I'm not overly bothered about losing the CA, having to rejoin the domain, losing replication etc etc (although it'd be awesome if that could be avoided) but in the instance of the main server dropping i'd really like to avoid having to re-enter all the user/group information.

I guess in the instance of losing the main server i could promote the other one and replicate in the other direction, but i've not tried that, either. Has anyone done that ?

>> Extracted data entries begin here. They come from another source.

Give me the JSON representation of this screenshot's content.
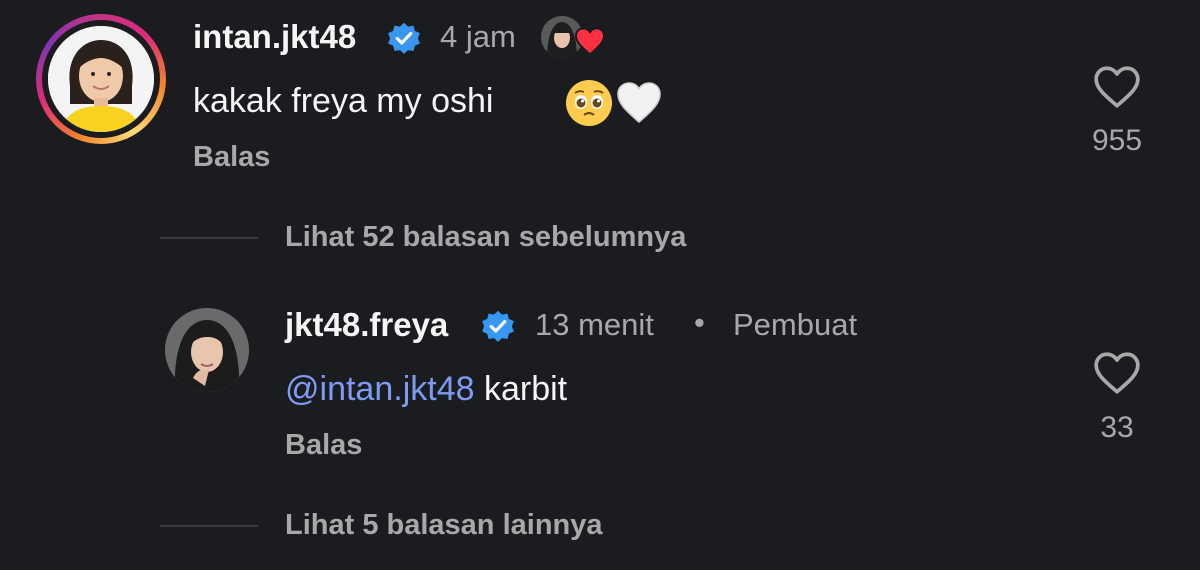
{
  "top_comment": {
    "username": "intan.jkt48",
    "time": "4 jam",
    "text": "kakak freya my oshi",
    "reply_label": "Balas",
    "likes": "955",
    "icons": {
      "verified": "verified-badge-icon",
      "like": "heart-outline-icon",
      "creator_like": "creator-liked-heart-icon"
    }
  },
  "view_previous": "Lihat 52 balasan sebelumnya",
  "reply_comment": {
    "username": "jkt48.freya",
    "time": "13 menit",
    "separator": "•",
    "tag": "Pembuat",
    "mention": "@intan.jkt48",
    "text": " karbit",
    "reply_label": "Balas",
    "likes": "33"
  },
  "view_more": "Lihat 5 balasan lainnya",
  "colors": {
    "background": "#1b1c20",
    "text_primary": "#f5f5f5",
    "text_secondary": "#a8a8a8",
    "mention": "#7d9bf2",
    "verified": "#3897f0",
    "heart_red": "#ff3040"
  }
}
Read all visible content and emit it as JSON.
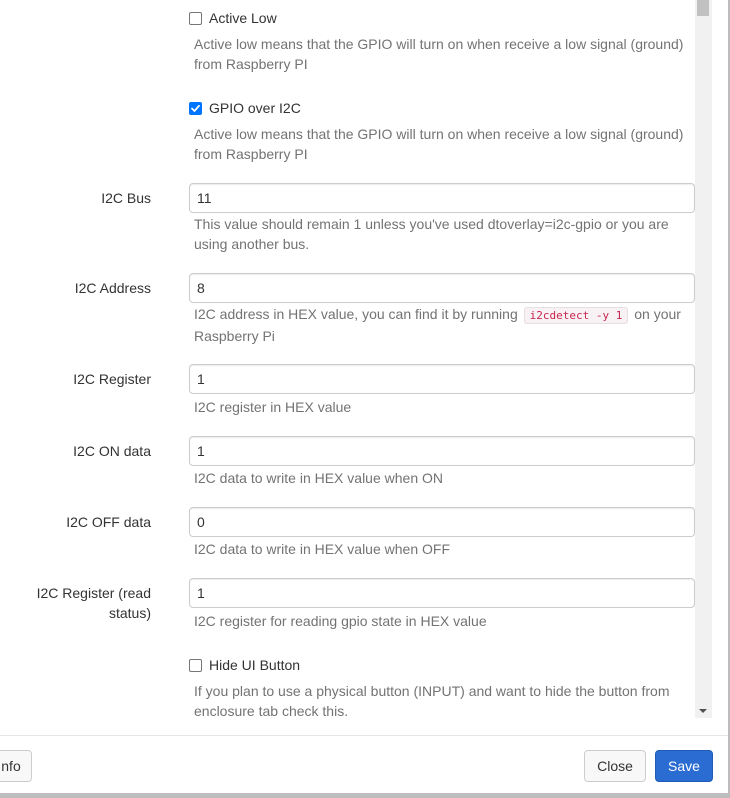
{
  "form": {
    "active_low": {
      "label": "Active Low",
      "checked": false,
      "help": "Active low means that the GPIO will turn on when receive a low signal (ground) from Raspberry PI"
    },
    "gpio_over_i2c": {
      "label": "GPIO over I2C",
      "checked": true,
      "help": "Active low means that the GPIO will turn on when receive a low signal (ground) from Raspberry PI"
    },
    "i2c_bus": {
      "label": "I2C Bus",
      "value": "11",
      "help": "This value should remain 1 unless you've used dtoverlay=i2c-gpio or you are using another bus."
    },
    "i2c_address": {
      "label": "I2C Address",
      "value": "8",
      "help_before": "I2C address in HEX value, you can find it by running",
      "help_code": "i2cdetect -y 1",
      "help_after": "on your Raspberry Pi"
    },
    "i2c_register": {
      "label": "I2C Register",
      "value": "1",
      "help": "I2C register in HEX value"
    },
    "i2c_on_data": {
      "label": "I2C ON data",
      "value": "1",
      "help": "I2C data to write in HEX value when ON"
    },
    "i2c_off_data": {
      "label": "I2C OFF data",
      "value": "0",
      "help": "I2C data to write in HEX value when OFF"
    },
    "i2c_register_read": {
      "label_line1": "I2C Register (read",
      "label_line2": "status)",
      "value": "1",
      "help": "I2C register for reading gpio state in HEX value"
    },
    "hide_ui_button": {
      "label": "Hide UI Button",
      "checked": false,
      "help": "If you plan to use a physical button (INPUT) and want to hide the button from enclosure tab check this."
    }
  },
  "footer": {
    "info_label": "nfo",
    "close_label": "Close",
    "save_label": "Save"
  },
  "colors": {
    "primary": "#2a6cd1",
    "checkbox_checked": "#0075ff",
    "help_text": "#737373",
    "code_text": "#c7254e"
  }
}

tl;dr: Can someone provide an idiots guide to backing up and restoring an IPA server (preferably on CentOS 6) in a clear enough way that'd make me feel confident it'll actually work when the dreaded time comes ? Crayons are optional, but appreciated ;-) I can't be the only person struggling with this, seeing how widely used IPA is, surely ?
Sirex about 11 years

yeah so this is basically recreating the directory structure as a batch file. I don't think that'll really work for us as there's several hundred users and groups, and it'd be unmaintainable to make the bootstrap script stay in sync.
dawud about 11 years

Indeed. As I said, it's just a workaround setup the basics. You might be able to import a complete ldif onto such a server, though.
Sirex about 11 years

ill try. so far i've had no sucess importing the ldif, but i have heard from people that it can be done... but they didn't say how ;p (i used ldif2db.pl)
Sirex over 10 years

yeah, we take a snapshot of one node for just this reason, because replicas are not backups, the same way RAID is not a backup.
Martin Kosek over 10 years

It is not a full backup solution per se, but it should cover redundancy and availability of IdM for most scenarios. The snapshots you referred to should be only needed in special or catastrophic scenarios. If I am mistaken based on your practical experience, please correct me.